The study shows that the natural peptide LL‑37, even though it’s higher in people with H. pylori infection, doesn’t kill the bacteria well in the stomach’s acidic, enzyme‑rich environment. A stronger lab‑made version, WLBU2, also loses its power in simulated stomach juice. In contrast, the synthetic compound CSA‑13 stays effective in low pH, survives pepsin, and isn’t blocked by stomach mucus, suggesting it could be a better candidate for treating H. pylori, especially resistant strains.

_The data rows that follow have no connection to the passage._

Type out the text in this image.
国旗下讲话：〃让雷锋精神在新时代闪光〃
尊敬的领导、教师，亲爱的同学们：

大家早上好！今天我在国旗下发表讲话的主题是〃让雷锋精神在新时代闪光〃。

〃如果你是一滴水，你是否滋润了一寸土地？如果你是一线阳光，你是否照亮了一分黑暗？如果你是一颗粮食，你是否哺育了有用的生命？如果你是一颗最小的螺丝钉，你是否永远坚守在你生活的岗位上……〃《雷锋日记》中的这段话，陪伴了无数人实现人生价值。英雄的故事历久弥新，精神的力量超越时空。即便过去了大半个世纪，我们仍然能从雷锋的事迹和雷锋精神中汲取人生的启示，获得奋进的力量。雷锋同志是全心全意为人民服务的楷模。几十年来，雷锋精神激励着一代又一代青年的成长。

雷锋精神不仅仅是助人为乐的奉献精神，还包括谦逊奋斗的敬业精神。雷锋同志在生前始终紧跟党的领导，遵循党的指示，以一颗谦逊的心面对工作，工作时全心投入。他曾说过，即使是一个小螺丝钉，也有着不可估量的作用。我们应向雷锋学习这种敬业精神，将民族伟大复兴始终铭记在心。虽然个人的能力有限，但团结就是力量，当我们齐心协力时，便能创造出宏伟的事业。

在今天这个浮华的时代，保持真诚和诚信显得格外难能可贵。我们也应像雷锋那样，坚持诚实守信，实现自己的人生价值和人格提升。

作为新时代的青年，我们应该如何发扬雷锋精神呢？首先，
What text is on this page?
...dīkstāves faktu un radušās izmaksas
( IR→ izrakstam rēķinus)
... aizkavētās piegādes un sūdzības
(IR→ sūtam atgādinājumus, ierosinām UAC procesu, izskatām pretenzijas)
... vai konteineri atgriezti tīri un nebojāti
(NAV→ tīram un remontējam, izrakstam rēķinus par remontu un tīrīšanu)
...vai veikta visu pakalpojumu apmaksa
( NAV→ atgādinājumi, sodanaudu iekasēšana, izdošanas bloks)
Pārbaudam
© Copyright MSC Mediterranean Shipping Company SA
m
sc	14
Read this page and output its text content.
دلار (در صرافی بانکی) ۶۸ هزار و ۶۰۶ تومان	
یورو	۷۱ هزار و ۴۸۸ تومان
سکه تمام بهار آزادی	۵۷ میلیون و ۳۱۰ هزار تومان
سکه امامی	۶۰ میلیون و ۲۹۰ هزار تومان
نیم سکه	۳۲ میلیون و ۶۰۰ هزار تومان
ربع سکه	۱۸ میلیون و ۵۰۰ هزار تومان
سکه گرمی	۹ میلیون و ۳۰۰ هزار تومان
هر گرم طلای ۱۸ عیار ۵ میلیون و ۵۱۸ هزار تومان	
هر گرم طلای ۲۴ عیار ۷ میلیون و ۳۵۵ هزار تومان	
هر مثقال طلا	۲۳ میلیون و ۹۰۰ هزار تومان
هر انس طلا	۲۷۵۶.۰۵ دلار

The worldwide appearance of drug-resistant strains of H. pylori motivates a search for new agents with therapeutic potential against this family of bacteria that colonizes the stomach, and is associated with adenocarcinoma development. This study was designed to assess in vitro the anti-H. pylori potential of cathelicidin LL-37 peptide, which is naturally present in gastric juice, its optimized synthetic analog WLBU2, and the non-peptide antibacterial agent ceragenin CSA-13. In agreement with previous studies, increased expression of hCAP-18/LL-37 was observed in gastric mucosa obtained from H. pylori infected subjects. MBC (minimum bactericidal concentration) values determined in nutrient-containing media range from 100-800 microg/ml for LL-37, 17.8-142 microg/ml for WLBU2 and 0.275-8.9 microg/ml for ceragenin CSA-13. These data indicate substantial, but widely differing antibacterial activities against clinical isolates of H. pylori. After incubation in simulated gastric juice (low pH with presence of pepsin) CSA-13, but not LL-37 or WLBU2, retained antibacterial activity. Compared to LL-37 and WLBU2 peptides, CSA-13 activity was also more resistant to inhibition by isolated host gastric mucins. These data indicate that cholic acid-based antimicrobial agents such as CSA-13 resist proteolytic degradation and inhibition by mucin and have potential for treatment of H. pylori infections, including those caused by the clarithromycin and/or metronidazole-resistant strains.